The panel’s March 8 opinion, which said that Zappin’s name should be immediately stricken from New York State’s roll of attorneys, was limited to considering whether to affirm a judicial referee’s recommendation to disbar Zappin.

The First Department had granted an October 2016 motion from the grievance committee that sought confirmation, based on the doctrine of collateral estoppel, of Cooper’s findings that Zappin had committed misconduct. The appeals court then sent the matter to a referee only for the purpose of considering mitigating or aggravating evidence, and recommending, in turn, an appropriate remedy.

The referee endorsed disbarment, and the panel agreed.
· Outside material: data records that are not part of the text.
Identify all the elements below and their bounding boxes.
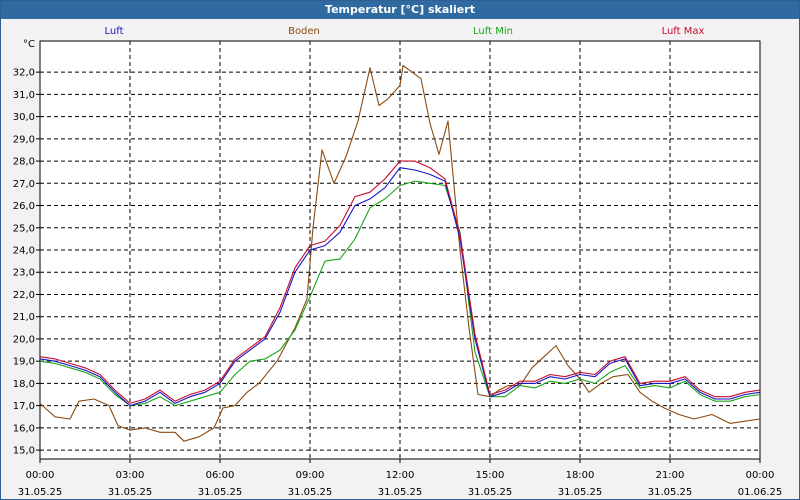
x-tick-date-label: 01.06.25 xyxy=(738,487,783,498)
y-tick-label: 22,0 xyxy=(13,290,35,301)
x-tick-date-label: 31.05.25 xyxy=(288,487,333,498)
x-tick-date-label: 31.05.25 xyxy=(468,487,513,498)
y-tick-label: 16,0 xyxy=(13,423,35,434)
window-title: Temperatur [°C] skaliert xyxy=(325,3,475,16)
legend-item-luft-max: Luft Max xyxy=(662,26,705,37)
legend-item-luft-min: Luft Min xyxy=(473,26,513,37)
x-tick-time-label: 12:00 xyxy=(386,470,415,481)
x-tick-time-label: 21:00 xyxy=(656,470,685,481)
y-tick-label: 24,0 xyxy=(13,246,35,257)
x-tick-time-label: 18:00 xyxy=(566,470,595,481)
legend-item-luft: Luft xyxy=(105,26,124,37)
y-tick-label: 25,0 xyxy=(13,223,35,234)
x-tick-date-label: 31.05.25 xyxy=(18,487,63,498)
y-tick-label: 20,0 xyxy=(13,334,35,345)
y-tick-label: 26,0 xyxy=(13,201,35,212)
x-tick-date-label: 31.05.25 xyxy=(108,487,153,498)
y-tick-label: 18,0 xyxy=(13,379,35,390)
y-tick-label: 32,0 xyxy=(13,68,35,79)
x-tick-date-label: 31.05.25 xyxy=(378,487,423,498)
x-tick-time-label: 06:00 xyxy=(206,470,235,481)
y-tick-label: 19,0 xyxy=(13,357,35,368)
chart-window: Temperatur [°C] skaliert 15,0 16,0 17,0 18,… xyxy=(0,0,800,500)
title-bar: Temperatur [°C] skaliert xyxy=(1,1,799,19)
y-tick-label: 28,0 xyxy=(13,157,35,168)
x-tick-time-label: 00:00 xyxy=(746,470,775,481)
x-tick-time-label: 15:00 xyxy=(476,470,505,481)
x-tick-date-label: 31.05.25 xyxy=(558,487,603,498)
y-tick-label: 21,0 xyxy=(13,312,35,323)
y-tick-label: 30,0 xyxy=(13,112,35,123)
y-tick-label: 29,0 xyxy=(13,134,35,145)
x-tick-time-label: 00:00 xyxy=(26,470,55,481)
temperature-chart: 15,0 16,0 17,0 18,0 19,0 20,0 21,0 22,0 23,0 24,0… xyxy=(13,26,783,498)
y-tick-label: 15,0 xyxy=(13,446,35,457)
x-tick-time-label: 03:00 xyxy=(116,470,145,481)
y-axis-unit-label: °C xyxy=(23,39,35,50)
x-tick-date-label: 31.05.25 xyxy=(198,487,243,498)
y-tick-label: 17,0 xyxy=(13,401,35,412)
legend-item-boden: Boden xyxy=(288,26,320,37)
y-tick-label: 23,0 xyxy=(13,268,35,279)
y-tick-label: 31,0 xyxy=(13,90,35,101)
y-tick-label: 27,0 xyxy=(13,179,35,190)
x-tick-date-label: 31.05.25 xyxy=(648,487,693,498)
x-tick-time-label: 09:00 xyxy=(296,470,325,481)
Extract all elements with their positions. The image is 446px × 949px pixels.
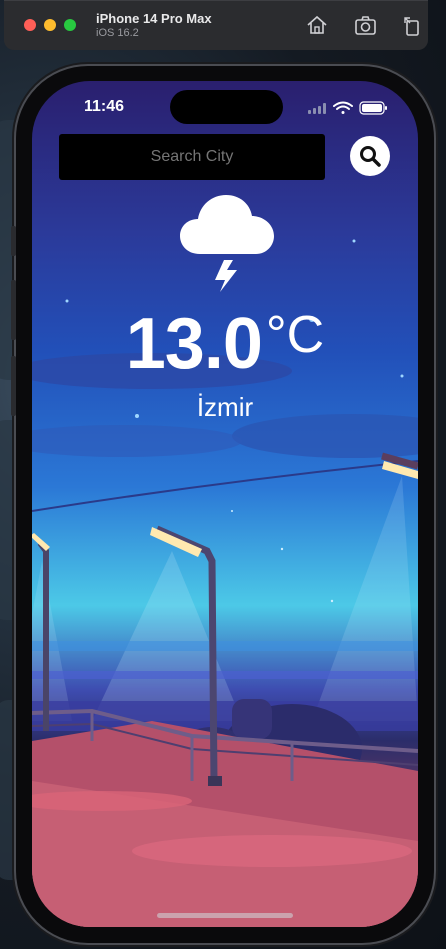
mute-switch — [11, 226, 16, 256]
search-icon — [360, 146, 381, 167]
minimize-window-button[interactable] — [44, 19, 56, 31]
search-city-input[interactable] — [59, 134, 325, 180]
zoom-window-button[interactable] — [64, 19, 76, 31]
search-button[interactable] — [350, 136, 390, 176]
status-bar-time: 11:46 — [84, 98, 125, 115]
device-name: iPhone 14 Pro Max — [96, 11, 212, 26]
battery-icon — [359, 101, 387, 115]
close-window-button[interactable] — [24, 19, 36, 31]
dynamic-island — [170, 90, 283, 124]
iphone-frame: 11:46 Search City 13.0°C İzmir — [11, 66, 434, 943]
cellular-icon — [308, 103, 326, 114]
volume-up-button — [11, 280, 16, 340]
thunderstorm-cloud-icon — [180, 195, 274, 292]
screenshot-icon[interactable] — [353, 13, 379, 37]
rotate-icon[interactable] — [399, 13, 425, 37]
phone-screen: 11:46 Search City 13.0°C İzmir — [32, 81, 418, 927]
home-icon[interactable] — [304, 13, 330, 37]
temperature-value: 13.0 — [125, 304, 263, 384]
os-version: iOS 16.2 — [96, 27, 139, 39]
status-bar-icons — [308, 101, 387, 115]
wifi-icon — [333, 101, 353, 114]
temperature-display: 13.0°C — [32, 303, 418, 385]
home-indicator — [157, 913, 293, 918]
volume-down-button — [11, 356, 16, 416]
temperature-unit: °C — [265, 306, 325, 364]
city-name: İzmir — [196, 392, 254, 422]
simulator-title-bar: iPhone 14 Pro Max iOS 16.2 — [4, 0, 428, 50]
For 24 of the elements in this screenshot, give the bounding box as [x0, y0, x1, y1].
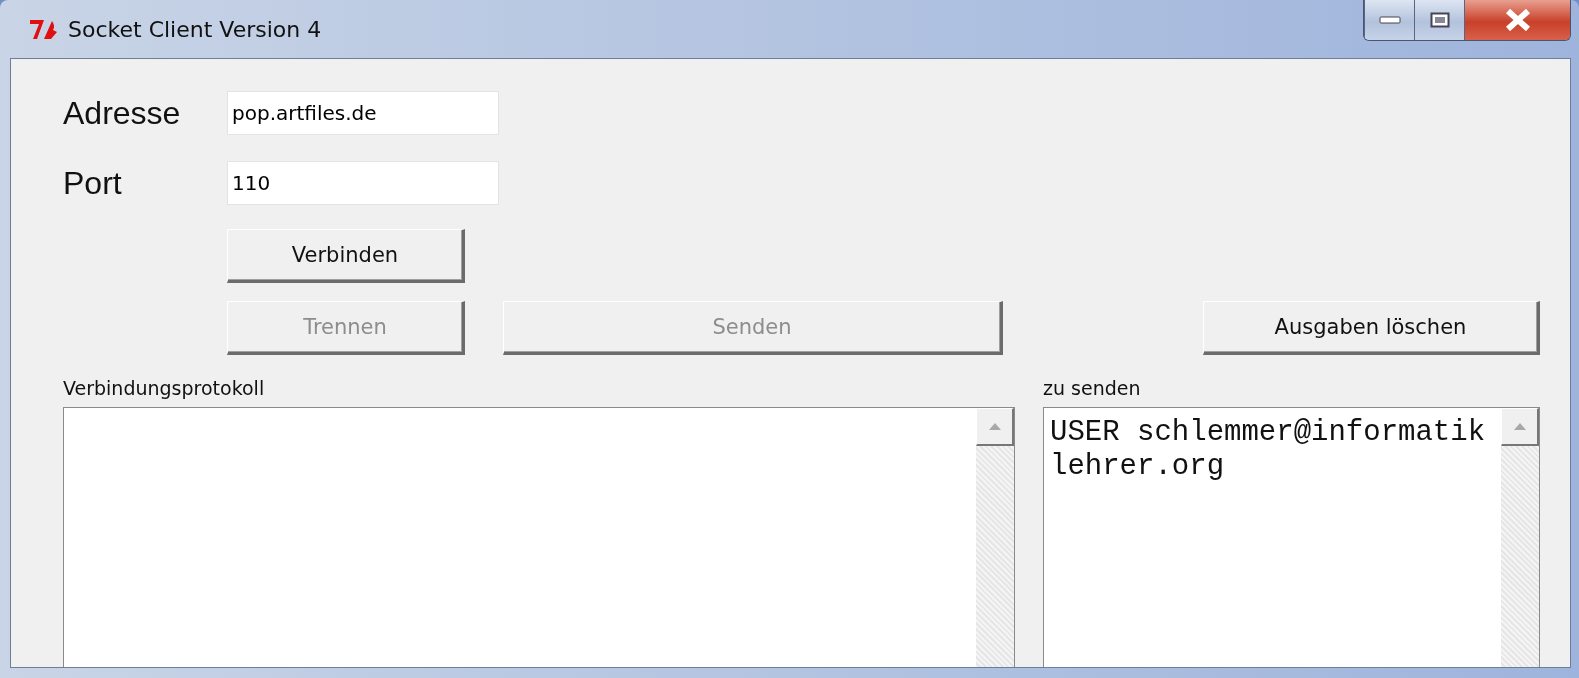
message-text-area[interactable]: USER schlemmer@informatiklehrer.org [1043, 407, 1540, 667]
close-icon [1503, 9, 1532, 31]
input-field[interactable]: 110 [227, 161, 499, 205]
panel-label: zu senden [1043, 377, 1142, 399]
scrollbar[interactable] [1501, 408, 1539, 667]
window-title: Socket Client Version 4 [68, 16, 322, 42]
maximize-icon [1429, 12, 1450, 28]
up-arrow-icon [1513, 423, 1526, 430]
connect-button[interactable]: Verbinden [227, 229, 465, 283]
field-label: Port [63, 164, 123, 202]
clear-output-button[interactable]: Ausgaben löschen [1203, 301, 1540, 355]
maximize-button[interactable] [1414, 0, 1464, 40]
panel-label: Verbindungsprotokoll [63, 377, 266, 399]
message-text: USER schlemmer@informatiklehrer.org [1050, 416, 1486, 484]
minimize-icon [1378, 16, 1401, 24]
scroll-up-button[interactable] [976, 408, 1014, 446]
field-label: Adresse [63, 94, 182, 132]
scrollbar[interactable] [976, 408, 1014, 667]
minimize-button[interactable] [1364, 0, 1414, 40]
close-button[interactable] [1464, 0, 1570, 40]
feather-logo-icon [28, 17, 60, 41]
up-arrow-icon [988, 423, 1001, 430]
input-field[interactable]: pop.artfiles.de [227, 91, 499, 135]
scroll-up-button[interactable] [1501, 408, 1539, 446]
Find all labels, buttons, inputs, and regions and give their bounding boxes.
In accepting the referee’s assessment, the panel noted that “the Referee rejected respondent’s mitigation evidence, finding incredible respondent’s accusations of domestic violence by his then-former wife, noting their rejection by both the D.C. police and the courts in D.C. and New York; that respondent’s deposition testimony as to the sporadic counseling he received in law school and his occasionally taking antidepressants while in college did not constitute mitigation; that his charitable work was insignificant; and that his therapist’s letter and the similarly worded letters of four character witnesses provided no basis for mitigation.”

The justices also quoted the referee as having written: “[Zappin’s] numerous instances of misbehavior may have all occurred in the same litigation, but it was extensive and unbridled. … The record demonstrates [respondent's] unfitness for the practice of law, from which the public should be protected by ordering his disbarment.”